RELEVANT VARIABLES: Dependent: GM_Volume (numeric) Independent: PQSI_score (numeric) Independent: Gender (factor)
ANALYSIS: Multivariate Linear Regression
Once again, extremely similar to what we’ve already seen
m2 <- lm(GM_Volume ~ Gender * PQSI_score, data = df)
summary(m2)
##
## Call:
## lm(formula = GM_Volume ~ Gender * PQSI_score, data = df)
##
## Residuals:
## Min 1Q Median 3Q Max
## -143593 -34468 1789 36339 117956
##
## Coefficients:
## Estimate Std. Error t value Pr(>|t|)
## (Intercept) 668309.0 15939.7 41.927 < 2e-16 ***
## GenderM 92884.6 23545.2 3.945 0.00016 ***
## PQSI_score -3002.4 1869.9 -1.606 0.11192
## GenderM:PQSI_score 268.9 2699.7 0.100 0.92088
## ---
## Signif. codes: 0 '***' 0.001 '**' 0.01 '*' 0.05 '.' 0.1 ' ' 1
##
## Residual standard error: 49220 on 88 degrees of freedom
## (8 observations deleted due to missingness)
## Multiple R-squared: 0.4992, Adjusted R-squared: 0.4821
## F-statistic: 29.24 on 3 and 88 DF, p-value: 3.29e-13
Unfortunately, we did not support our hypothesis! Gender does not interact with sleep quality. We now have more than one model, so we’re going to change our stargazer to reflect that. I’ve already demonstrated how to export a table, so we won’t review that.
stargazer(m1, m2,
type = "text",
title= "Predicting Gray Matter Volume",
column.labels = c("Model 1"),
dep.var.labels = "Gray Matter Volume",
star.cutoffs = c(0.05, 0.01,0.001),
covariate.labels = c("Sex, Male", "Sleep Quality (PQSI)", "Male * PQSI", "Intercept"),
notes = "")
##
## Predicting Gray Matter Volume
## ================================================================
## Dependent variable:
## -------------------------------------------
## Gray Matter Volume
## Model 1
## (1) (2)
## ----------------------------------------------------------------
## Sex, Male 92,884.560***
## (23,545.200)
##
## Sleep Quality (PQSI) -2,405.127 -3,002.450
## (1,866.089) (1,869.873)
##
## Male * PQSI 268.905
## (2,699.696)
##
## Intercept 705,990.800*** 668,309.000***
## (16,222.750) (15,939.680)
##
## ----------------------------------------------------------------
## Observations 92 92
## R2 0.018 0.499
## Adjusted R2 0.007 0.482
## Residual Std. Error 68,153.350 (df = 90) 49,223.510 (df = 88)
## F Statistic 1.661 (df = 1; 90) 29.239*** (df = 3; 88)
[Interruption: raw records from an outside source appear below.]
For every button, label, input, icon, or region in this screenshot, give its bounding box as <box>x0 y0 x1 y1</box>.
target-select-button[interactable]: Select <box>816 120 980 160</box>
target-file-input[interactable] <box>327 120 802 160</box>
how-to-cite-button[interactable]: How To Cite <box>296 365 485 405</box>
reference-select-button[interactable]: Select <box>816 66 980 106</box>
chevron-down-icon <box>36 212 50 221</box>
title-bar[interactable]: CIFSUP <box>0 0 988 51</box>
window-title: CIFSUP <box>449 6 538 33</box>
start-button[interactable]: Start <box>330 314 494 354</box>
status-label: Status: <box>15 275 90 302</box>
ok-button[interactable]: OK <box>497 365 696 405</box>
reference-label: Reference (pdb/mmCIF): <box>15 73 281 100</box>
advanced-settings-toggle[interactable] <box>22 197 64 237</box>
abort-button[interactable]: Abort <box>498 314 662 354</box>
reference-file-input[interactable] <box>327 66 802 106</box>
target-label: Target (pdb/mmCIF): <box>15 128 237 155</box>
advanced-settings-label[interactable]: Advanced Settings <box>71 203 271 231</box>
## ================================================================
## Note: *p<0.05; **p<0.01; ***p<0.001
##
One last function I want to highlight is how to export these plots. We could right click on a plot and ‘Save Image’ but the quality is usually atrocious. They are pixelated and disproportioned. My preferred method which produces beautiful quality, poster ready figures is to export the images as a pdf using the code below.
setwd(Path)
pdf("Plot.pdf", width = 8, height = 4.5)
plot
## `geom_smooth()` using formula 'y ~ x'
## Warning: Removed 8 rows containing non-finite values (stat_smooth).
dev.off()
## png
## 2
Beautiful.
The last thing I want to highlight is that effective coding is not about memorization. If the internet disappeared and my scripts got erased, I’d be at a total loss to rewrite most of my R scripts, and that’s okay. Coders have built robust communities that function as very valuable resources for any questions or issues that you run into. StackOverflow is a great general resource. Believe it or not, Google and Youtube are some others. Most of the problems I run into can be solved by a simple Google search, which often lead me to coding and stat blogs and vlogs I would have never encountered otherwise. It seems one of the absolute best skills you could develop is knowing how to search for solutions to your coding problems, and that comes with time and practice.